We have also baked peeled, and cut up turnips with carrots, onions and potatoes. I put a little butter in the pan, added the vegetables, and baked until soft. We find that we enjoy them more if they aren’t the only vegetable on the plate.
So, what nutrients do turnips include? 1 cup of turnips cubes, cooked, boiled, drained with salt have the following nutrients.
- calories 34.3
- carbohydrates 7.9g
- protein 1.1g
- vitamin C, K
- omega-3 & 6 fatty acids
From this small patch of turnips, I have been harvesting greens for the chickens almost every morning, with few exceptions, for almost two and a half months. I expected them to die down once we started having temperatures below freezing, but that has only slowed them down. I figured the night we got down to 17 degrees, that would do it. Nope. They are still growing leaves left and right.
So the next thing I needed to learn, is how to cook turnip greens. A woman at church fixes them for our monthly potluck meals this time of year, so I picked her brain for her recipe. She told me there isn’t really a recipe, so she just talked me through it.
Then, add a little bacon grease and let them cook. Sprinkle with a little sugar right before serving to help cut the bitterness. That’s it.
Well, my greens were okay, but there are definitely things I need to do different next time. I added too much bacon grease, for one. Two, I needed to let them cook longer, and at a higher temperature. After I had added the grease and the water had cooked out, I lowered the burner and put a lid on the skillet to let them cook, stirring occasionally. I cooked them this way for about 10 to 15 minutes. I knew they needed to cook for a while, but wasn’t sure how long.
This pan full of leaves, turned out to be two very small helpings. And, that was okay, because they weren’t the best greens in the world. Next time, I will tweak my technique and hope they turn out better.
What was the nutritional value of these greens? Just as with the turnips, the nutrients included in the butter and bacon grease are not a part of this analysis. 1 cup of turnip greens, cooked, boiled, drained with salt include the following nutrients.
- calories 28.8
- carbohydrates 6.3g
- protein 1.6g
- vitamins E, C, K
- omega-3 & 6 fatty acids
If I were figuring the nutritional content of turnips and greens for the chickens, I would be looking at raw instead of cooked nutrients. But that will be another post.
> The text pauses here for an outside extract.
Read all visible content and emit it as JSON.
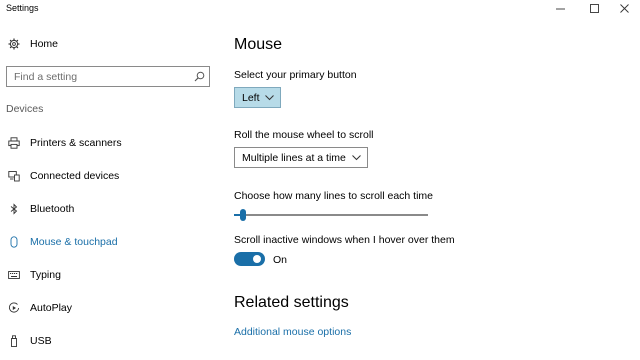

I find it fascinating to be able to grow food that will continue producing in the winter in our location. In an emergency, short term or long term, this could be another source of food for us as well as our animals. The opportunity we have been given to learn to grow and utilize a variety of foods is a gift I am truly thankful for. You may not want to grow turnips, but there is something that you’ve been wondering about. Something that will be of benefit to you and yours. Go learn it, figure it out and be able to use it. With the way things are going now days, you just never know when you may need to use your new found knowledge and skills. So get busy.